Abszesse und Empyeme sind weitere seltene, aber bedeutende Komplikationen. Diese Infektionen können infolge einer Kontamination der Wirbelsäule oder einer Infektion durch die Flora des Patienten oder des behandelnden Arztes auftreten.6
Meningitis, sowohl bakteriell als auch aseptisch, ist eine mögliche Komplikation der Lumbalpunktion. Sie ist zwar selten, kann aber durch kontaminierte Instrumente oder vorbestehende Infektionen verursacht werden. Meningitis kann sowohl Erwachsene als auch Kinder betreffen.7
Eine versehentliche Punktion des Bandscheibengelenks während des Eingriffs kann zu einer Bandscheibenentzündung oder Bandscheibendegeneration führen, die degenerative Lendenwirbelsäulenerkrankungen verursachen kann.8
Bei Neugeborenen gehören zu den LP-Komplikationen positive Liquorkulturen, Atemnot und Hautverätzungen durch Chlorhexidin. Traumatische Lumbalpunktionen (bei denen Blut in die Liquorprobe gelangt) treten in 35-46 % der Fälle auf.9
Die Lumbalpunktion ist ein wichtiges diagnostisches und therapeutisches Instrument in der Medizin, das durch die Analyse des Liquors Aufschluss über verschiedene neurologische und systemische Erkrankungen gibt. Sie ermöglicht auch die Verabreichung spezifischer Behandlungen, wie z. B. Nusinersen bei SMA. Wie bei jedem invasiven Eingriff können auch bei der Lumbalpunktion Komplikationen auftreten – darunter das postpunktionelle Kopfschmerzsyndrom (PPKS), Infektionen sowie schwerwiegendere Folgen wie Hämatome. Fortschritte in der Kanülentechnik und bei bildgebenden Verfahren wie der Ultraschallführung haben dazu beigetragen, die Häufigkeit von Komplikationen zu verringern, so dass die Lumbalpunktion insgesamt ein sichereres Verfahren ist. Dennoch ist eine sorgfältige Abwägung der Kontraindikationen und eine gründliche Überwachung des Patienten nach wie vor von entscheidender Bedeutung, um das Risiko zu minimieren.
Studien:
1Li J., Krishna R., et al. (2020). Ultrasound-Guided Neuraxial Anesthesia. Current Pain and Headache Reports, 24 (59).

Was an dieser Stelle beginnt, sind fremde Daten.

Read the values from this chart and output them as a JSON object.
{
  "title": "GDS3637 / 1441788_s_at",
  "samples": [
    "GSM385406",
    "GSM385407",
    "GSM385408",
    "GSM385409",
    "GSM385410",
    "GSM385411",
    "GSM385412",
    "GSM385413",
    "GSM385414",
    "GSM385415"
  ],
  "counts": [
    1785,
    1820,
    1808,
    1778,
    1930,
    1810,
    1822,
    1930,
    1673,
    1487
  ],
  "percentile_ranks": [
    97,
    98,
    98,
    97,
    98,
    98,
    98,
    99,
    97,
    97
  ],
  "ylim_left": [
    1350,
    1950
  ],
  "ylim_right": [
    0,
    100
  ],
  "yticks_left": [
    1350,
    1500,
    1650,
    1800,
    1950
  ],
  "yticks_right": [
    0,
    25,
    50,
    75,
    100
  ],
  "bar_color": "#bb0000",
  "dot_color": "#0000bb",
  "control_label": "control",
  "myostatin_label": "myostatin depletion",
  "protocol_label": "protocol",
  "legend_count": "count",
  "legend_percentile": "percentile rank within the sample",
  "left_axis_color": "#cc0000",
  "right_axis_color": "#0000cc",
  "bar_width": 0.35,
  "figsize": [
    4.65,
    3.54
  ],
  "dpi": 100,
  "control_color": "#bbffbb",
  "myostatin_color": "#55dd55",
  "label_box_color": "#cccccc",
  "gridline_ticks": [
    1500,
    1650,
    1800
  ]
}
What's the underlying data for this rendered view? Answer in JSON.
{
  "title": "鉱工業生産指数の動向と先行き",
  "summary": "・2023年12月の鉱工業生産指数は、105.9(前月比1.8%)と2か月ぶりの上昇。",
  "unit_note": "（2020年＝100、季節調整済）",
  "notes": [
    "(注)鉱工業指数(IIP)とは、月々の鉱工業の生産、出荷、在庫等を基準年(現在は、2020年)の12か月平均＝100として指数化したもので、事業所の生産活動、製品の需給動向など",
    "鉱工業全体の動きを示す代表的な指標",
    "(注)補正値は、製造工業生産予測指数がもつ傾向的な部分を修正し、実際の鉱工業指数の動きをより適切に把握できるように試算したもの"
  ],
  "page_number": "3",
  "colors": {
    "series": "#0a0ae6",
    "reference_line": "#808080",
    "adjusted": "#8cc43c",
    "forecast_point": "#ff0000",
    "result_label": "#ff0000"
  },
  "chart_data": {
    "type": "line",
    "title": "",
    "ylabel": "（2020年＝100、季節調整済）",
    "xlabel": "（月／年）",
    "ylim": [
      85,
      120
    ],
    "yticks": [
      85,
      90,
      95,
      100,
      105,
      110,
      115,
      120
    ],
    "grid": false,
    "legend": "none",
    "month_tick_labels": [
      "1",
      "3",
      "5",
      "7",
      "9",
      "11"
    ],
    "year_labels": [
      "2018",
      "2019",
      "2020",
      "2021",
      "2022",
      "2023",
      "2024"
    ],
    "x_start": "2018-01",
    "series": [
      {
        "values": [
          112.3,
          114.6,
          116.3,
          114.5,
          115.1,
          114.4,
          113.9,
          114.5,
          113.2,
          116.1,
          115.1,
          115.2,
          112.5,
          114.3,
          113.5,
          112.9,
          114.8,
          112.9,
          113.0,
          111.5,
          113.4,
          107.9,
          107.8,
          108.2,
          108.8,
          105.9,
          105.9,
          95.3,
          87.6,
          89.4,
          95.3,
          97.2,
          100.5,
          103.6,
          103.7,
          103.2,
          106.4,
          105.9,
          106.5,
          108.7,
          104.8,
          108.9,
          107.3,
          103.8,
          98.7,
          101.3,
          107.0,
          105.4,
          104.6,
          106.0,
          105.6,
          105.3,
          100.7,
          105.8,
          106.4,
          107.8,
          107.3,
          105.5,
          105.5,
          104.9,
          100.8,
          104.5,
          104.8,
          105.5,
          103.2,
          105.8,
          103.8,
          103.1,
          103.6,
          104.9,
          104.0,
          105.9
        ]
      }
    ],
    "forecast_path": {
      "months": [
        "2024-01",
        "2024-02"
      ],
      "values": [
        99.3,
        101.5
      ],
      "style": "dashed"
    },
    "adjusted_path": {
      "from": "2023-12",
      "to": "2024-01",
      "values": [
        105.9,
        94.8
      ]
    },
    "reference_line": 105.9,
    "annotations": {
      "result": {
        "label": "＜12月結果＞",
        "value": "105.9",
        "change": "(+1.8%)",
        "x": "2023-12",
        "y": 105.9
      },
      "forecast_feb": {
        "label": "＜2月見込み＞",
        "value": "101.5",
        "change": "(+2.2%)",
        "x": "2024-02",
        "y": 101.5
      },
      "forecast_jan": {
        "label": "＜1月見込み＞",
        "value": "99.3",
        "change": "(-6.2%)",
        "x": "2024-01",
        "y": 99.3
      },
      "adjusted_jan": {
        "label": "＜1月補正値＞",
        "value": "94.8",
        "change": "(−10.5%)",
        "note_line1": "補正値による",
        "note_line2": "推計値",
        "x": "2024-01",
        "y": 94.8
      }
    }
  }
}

2Veiga-Canuto D., Cifrian-Perez M., et al. (2020). Ultrasound-guided lumbar puncture for nusinersen administration in spinal muscular atrophy patients. European Journal of Neurology, 28: 676-680.
3Jiang L., Zhang F., et al. (2020). Could preprocedural ultrasound increase the first pass success rate of neuraxial anaesthesia in obstetrics? A systematic review and meta analysis of randomized controlled trials. Journal of Anaesthesia, 34: 434-444.
4Nobuhara C. K., Bullock W. M., et al. (2020). A Protocol to Reduce Self-Reported Pain Scores and Adverse Events Following Lumbar Punctures in Older Adults. J. Neurol., 267 (7): 2002-2006.
5Cognat E., Koehl B., et al. (2021). Preventing Post-Lumbar Puncture Headache. Annals of Emergency Medicine, 78 (3): 443-450.
6Bos E. M., van der Lee K., et al. (2021). Intracranial hematoma and abscess after neuraxial analgesia and anaesthesia: a review of the literature describing 297 cases. American Society of Regional Anesthesia & Pain Management, 46: 337-343.
7Ertas A., Gediz T., et al. (2021). Risk of intervertebral disc joint puncture during lumbar puncture. Clinical Neurology and Neurosurgery, 200 (106107).
8Hadzic A. (2017). Hadzic´s textbook of Regional Anesthesia and Acute Pain Management. McGraw-Hill Education, 2.
9Flett T., Athalye-Jape G., et. al. (2020). Spinal needle size and traumatic neonatal lumbar puncture: an observational study (neo-LP). European Journal of Pediatrics, 179:939-945.